Sobre isso, Kardec pondera (5):
Com relação às
coisas notórias, a opinião dos cientistas é,
com toda razão, fidedigna, porquanto eles sabem mais e melhor
do que o vulgo. Mas, no tocante a princípios novos, a coisas
desconhecidas, essa opinião quase nunca é mais do
que hipotética, visto que eles não se acham, menos
que os outros, sujeitos a preconceitos. Direi mesmo que o cientista
tem, talvez, mais preconceitos que qualquer outro, porque uma propensão
natural o leva a subordinar tudo ao ponto de vista donde mais aprofundou
os seus conhecimentos: o matemático não vê prova
senão numa demonstração algébrica, o
químico refere tudo à ação dos elementos,
etc. Aquele que se fez especialista prende todas as suas idéias
à especialidade que adotou. Tirai-o daí e o vereis
quase sempre desarrazoar, por querer submeter tudo ao mesmo cadinho:
conseqüência da fraqueza humana. Assim, pois, consultarei,
do melhor grado e com a maior confiança, um químico
sobre uma questão de análise, um físico sobre
a potência elétrica, um mecânico sobre uma força
motriz. Hão, porém, de permitir-me, sem que isto afete
a estima a que lhes dá direito o seu saber especial, que
eu não tenha em melhor conta suas opiniões negativas
acerca do Espiritismo, do que o parecer de um arquiteto sobre uma
questão de música. (Grifos nossos)
Essa passagem demonstra que Kardec
já expressava talvez a opinião mais lúcida de
sua época com relação a críticos que insistem
em contrapor a autoridade científica a fenômenos que
não fazem parte de seu escopo (pelos quais ela não se
interessa).
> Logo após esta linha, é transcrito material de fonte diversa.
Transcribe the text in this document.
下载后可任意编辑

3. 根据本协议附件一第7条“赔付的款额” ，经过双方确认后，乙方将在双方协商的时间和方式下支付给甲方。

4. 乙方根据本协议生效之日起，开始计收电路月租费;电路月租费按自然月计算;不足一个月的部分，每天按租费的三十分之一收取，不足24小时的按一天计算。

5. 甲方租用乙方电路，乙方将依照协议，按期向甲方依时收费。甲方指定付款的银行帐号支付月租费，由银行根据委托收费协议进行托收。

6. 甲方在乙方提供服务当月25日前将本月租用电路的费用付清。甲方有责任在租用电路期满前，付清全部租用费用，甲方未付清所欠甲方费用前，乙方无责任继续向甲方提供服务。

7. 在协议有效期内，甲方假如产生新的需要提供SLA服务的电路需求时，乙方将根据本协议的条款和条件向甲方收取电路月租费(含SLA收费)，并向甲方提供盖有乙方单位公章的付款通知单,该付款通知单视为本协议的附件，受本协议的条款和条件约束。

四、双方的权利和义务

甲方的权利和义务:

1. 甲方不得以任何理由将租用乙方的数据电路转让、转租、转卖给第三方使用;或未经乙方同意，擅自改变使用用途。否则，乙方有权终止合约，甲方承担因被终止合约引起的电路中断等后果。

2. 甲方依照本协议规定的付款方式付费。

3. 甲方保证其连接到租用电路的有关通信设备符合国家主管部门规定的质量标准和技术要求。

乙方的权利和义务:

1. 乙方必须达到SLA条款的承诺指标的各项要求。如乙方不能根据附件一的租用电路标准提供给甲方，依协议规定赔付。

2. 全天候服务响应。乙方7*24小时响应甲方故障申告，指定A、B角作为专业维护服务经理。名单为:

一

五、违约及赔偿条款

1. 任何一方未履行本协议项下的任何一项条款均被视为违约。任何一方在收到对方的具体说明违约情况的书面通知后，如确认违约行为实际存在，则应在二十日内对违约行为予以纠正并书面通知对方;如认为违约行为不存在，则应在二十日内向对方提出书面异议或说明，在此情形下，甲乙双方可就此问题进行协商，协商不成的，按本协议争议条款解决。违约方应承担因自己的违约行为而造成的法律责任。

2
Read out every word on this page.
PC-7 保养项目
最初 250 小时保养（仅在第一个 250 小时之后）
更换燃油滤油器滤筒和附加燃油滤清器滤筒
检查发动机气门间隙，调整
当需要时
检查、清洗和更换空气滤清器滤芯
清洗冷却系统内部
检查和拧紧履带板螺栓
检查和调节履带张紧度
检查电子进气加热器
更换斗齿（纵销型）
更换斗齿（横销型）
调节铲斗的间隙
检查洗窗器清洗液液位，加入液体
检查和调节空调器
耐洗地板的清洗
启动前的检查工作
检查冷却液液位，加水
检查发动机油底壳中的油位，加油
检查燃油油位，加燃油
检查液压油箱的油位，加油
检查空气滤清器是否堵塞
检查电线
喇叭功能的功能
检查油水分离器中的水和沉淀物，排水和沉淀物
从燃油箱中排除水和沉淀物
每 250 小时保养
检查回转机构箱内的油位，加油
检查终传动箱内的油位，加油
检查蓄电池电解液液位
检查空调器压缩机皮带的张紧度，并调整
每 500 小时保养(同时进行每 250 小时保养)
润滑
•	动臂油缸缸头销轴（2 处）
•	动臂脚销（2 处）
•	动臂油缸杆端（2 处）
É bastante evidente que a especialização,
embora tenha a enorme vantagem de prover tempo dedicado ao estudo
de um determinado assunto, limita a abrangência ou visão
com relação a quaisquer fatos ou fenômenos fora
dela.
Isso acontece frequentemente mesmo dentro da atividade acadêmica
normal, onde a opinião de um cientista de uma determinada área
pode se mostrar deficiente se aplicada a outros tipos de fenômenos
(os que são verdadeiramente sensatos reconhecem suas limitações).
Imaginemos agora o que poderíamos esperar com fenômenos
totalmente diversos daqueles observados na natureza material.
(5) Kardec A. "O Livro dos Espíritos",
Introdução ao estudo da Doutrina Espírita , VII.